The first 3-dimensional (3-D) coding scheme was presented in 1977. After a short prosperity, 3-D coding became ignored due to the popularity of the hybrid scheme. Recently, however, 3-D coding has been paid attention to because of its natural approaches. 3-D approaches using various coding schemes such as subband, fractal, wavelet and vector quantization(VQ) have been inquired for video compression. Among these, investigation of 3-D VQ has been tardy mainly due to the difficulty of making VQ codebooks for large vector dimension. In a previous work, 3-D cube of a fixed size and shape (spatially 4x4 block, temporally 4 frames) was used. In the fixed cube, however, it is hard to make efficient use of local activities of images at reasonable bit rate.

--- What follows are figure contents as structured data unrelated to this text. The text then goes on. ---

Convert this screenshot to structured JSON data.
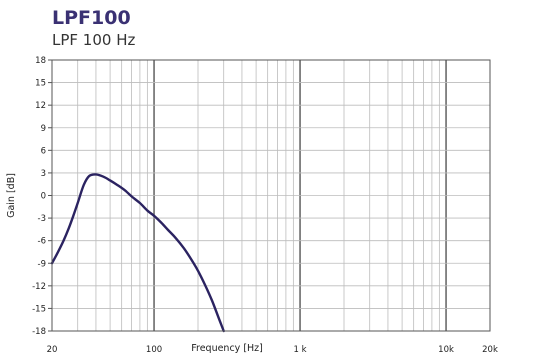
{
  "chart_data": {
    "type": "line",
    "title": "LPF100",
    "subtitle": "LPF 100 Hz",
    "xlabel": "Frequency [Hz]",
    "ylabel": "Gain [dB]",
    "xscale": "log",
    "xlim": [
      20,
      20000
    ],
    "ylim": [
      -18,
      18
    ],
    "x_ticks": [
      20,
      100,
      1000,
      10000,
      20000
    ],
    "x_tick_labels": [
      "20",
      "100",
      "1 k",
      "10k",
      "20k"
    ],
    "y_ticks": [
      18,
      15,
      12,
      9,
      6,
      3,
      0,
      -3,
      -6,
      -9,
      -12,
      -15,
      -18
    ],
    "y_tick_labels": [
      "18",
      "15",
      "12",
      "9",
      "6",
      "3",
      "0",
      "-3",
      "-6",
      "-9",
      "-12",
      "-15",
      "-18"
    ],
    "grid": true,
    "colors": {
      "title": "#3a3173",
      "line": "#2b2361",
      "grid_minor": "#bcbcbc",
      "grid_major": "#555555"
    },
    "series": [
      {
        "x": [
          20,
          22,
          24,
          26,
          28,
          30,
          33,
          36,
          40,
          45,
          50,
          56,
          63,
          71,
          80,
          90,
          100,
          112,
          125,
          140,
          160,
          180,
          200,
          225,
          250,
          280,
          300
        ],
        "y": [
          -9,
          -7.5,
          -6,
          -4.4,
          -2.7,
          -1,
          1.4,
          2.6,
          2.8,
          2.5,
          2,
          1.4,
          0.7,
          -0.2,
          -1,
          -2,
          -2.7,
          -3.6,
          -4.6,
          -5.6,
          -7,
          -8.5,
          -10,
          -12,
          -14,
          -16.5,
          -18
        ]
      }
    ]
  }
}
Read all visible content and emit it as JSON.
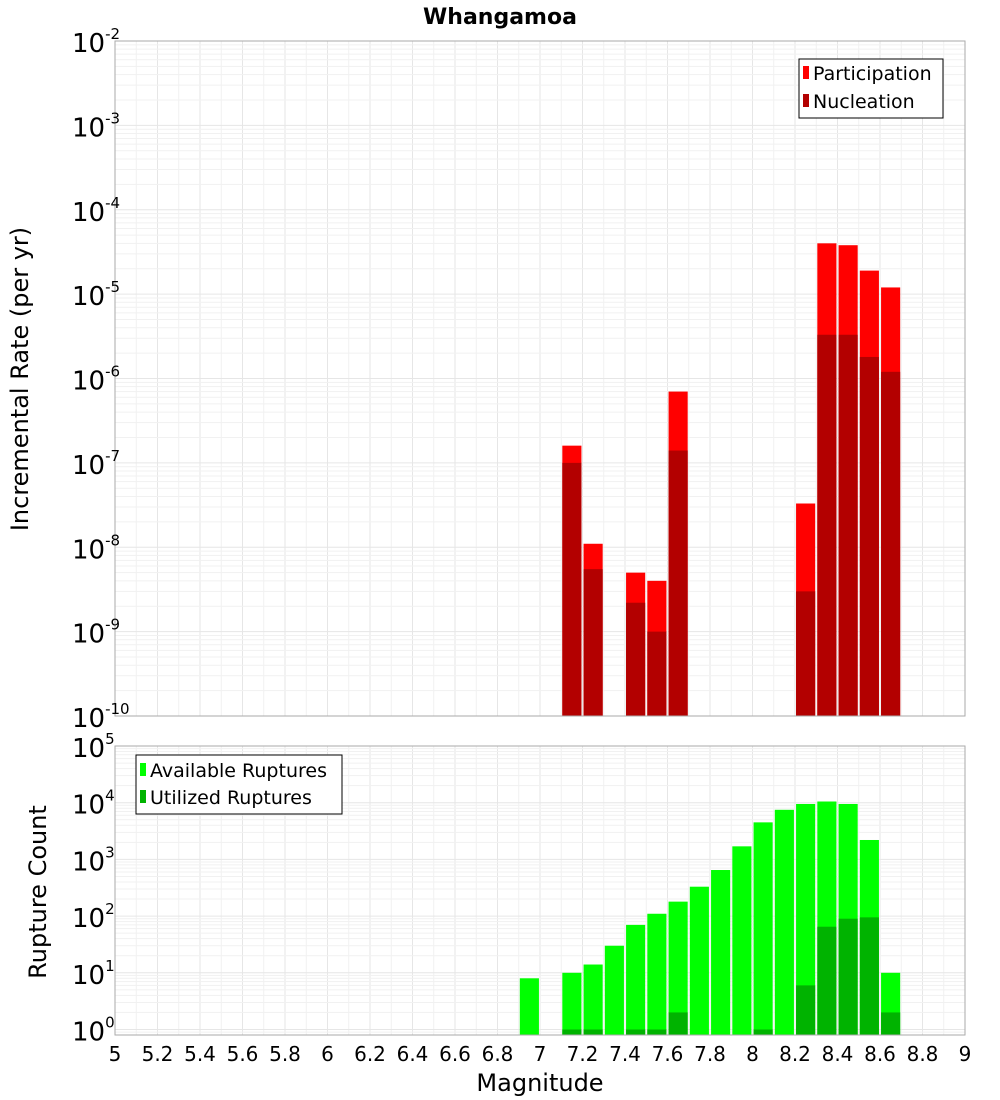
{
  "chart_data": [
    {
      "type": "bar",
      "title": "Whangamoa",
      "ylabel": "Incremental Rate (per yr)",
      "xlabel": "",
      "x_range": [
        5,
        9
      ],
      "ylim": [
        1e-10,
        0.01
      ],
      "y_scale": "log",
      "y_tick_exponents": [
        -10,
        -9,
        -8,
        -7,
        -6,
        -5,
        -4,
        -3,
        -2
      ],
      "grid": true,
      "legend_position": "top-right",
      "bar_width": 0.09,
      "series": [
        {
          "name": "Participation",
          "color": "#ff0000",
          "x": [
            7.15,
            7.25,
            7.45,
            7.55,
            7.65,
            8.25,
            8.35,
            8.45,
            8.55,
            8.65
          ],
          "values": [
            1.6e-07,
            1.1e-08,
            5e-09,
            4e-09,
            7e-07,
            3.3e-08,
            4e-05,
            3.8e-05,
            1.9e-05,
            1.2e-05
          ]
        },
        {
          "name": "Nucleation",
          "color": "#b30000",
          "x": [
            7.15,
            7.25,
            7.45,
            7.55,
            7.65,
            8.25,
            8.35,
            8.45,
            8.55,
            8.65
          ],
          "values": [
            1e-07,
            5.5e-09,
            2.2e-09,
            1e-09,
            1.4e-07,
            3e-09,
            3.3e-06,
            3.3e-06,
            1.8e-06,
            1.2e-06
          ]
        }
      ]
    },
    {
      "type": "bar",
      "title": "",
      "ylabel": "Rupture Count",
      "xlabel": "Magnitude",
      "x_range": [
        5,
        9
      ],
      "x_ticks": [
        "5",
        "5.2",
        "5.4",
        "5.6",
        "5.8",
        "6",
        "6.2",
        "6.4",
        "6.6",
        "6.8",
        "7",
        "7.2",
        "7.4",
        "7.6",
        "7.8",
        "8",
        "8.2",
        "8.4",
        "8.6",
        "8.8",
        "9"
      ],
      "ylim": [
        0.8,
        100000.0
      ],
      "y_scale": "log",
      "y_tick_exponents": [
        0,
        1,
        2,
        3,
        4,
        5
      ],
      "grid": true,
      "legend_position": "top-left",
      "bar_width": 0.09,
      "series": [
        {
          "name": "Available Ruptures",
          "color": "#00ff00",
          "x": [
            6.95,
            7.15,
            7.25,
            7.35,
            7.45,
            7.55,
            7.65,
            7.75,
            7.85,
            7.95,
            8.05,
            8.15,
            8.25,
            8.35,
            8.45,
            8.55,
            8.65
          ],
          "values": [
            8,
            10,
            14,
            30,
            70,
            110,
            180,
            330,
            650,
            1700,
            4500,
            7500,
            9500,
            10500,
            9500,
            2200,
            10
          ]
        },
        {
          "name": "Utilized Ruptures",
          "color": "#00b300",
          "x": [
            7.15,
            7.25,
            7.45,
            7.55,
            7.65,
            8.05,
            8.25,
            8.35,
            8.45,
            8.55,
            8.65
          ],
          "values": [
            1,
            1,
            1,
            1,
            2,
            1,
            6,
            65,
            90,
            95,
            2
          ]
        }
      ]
    }
  ]
}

This paper proposes a new 3-D VQ method by using adaptive segmentation according to three temporal activity modes and an efficient codebook generation algorithm for large dimensional vectors. First, changed and unchanged regions are classified for blocks of large size by frame difference. The unchanged blocks in the current frames are just replaced with the contents of the corresponding blocks in the previous coded frame. On the other hand, changed or temporally active regions are consiered as 3-D blocks and categorized with respect to their temporal variances. First, adaptive temporal segmentation is applied based on temporal correlation of image samples, and then each subblock is spatially segmented by using spatial variances. With these adaptive partitions, local activities are reflected to the coding scheme in a more efficient and decent manner.
The performance of the proposed scheme is investigated by computer simulation. The proposed scheme is proven to provide improved image quality in comparison with the conventional method and to compete with the standard coding scheme(example; H.261) in performance.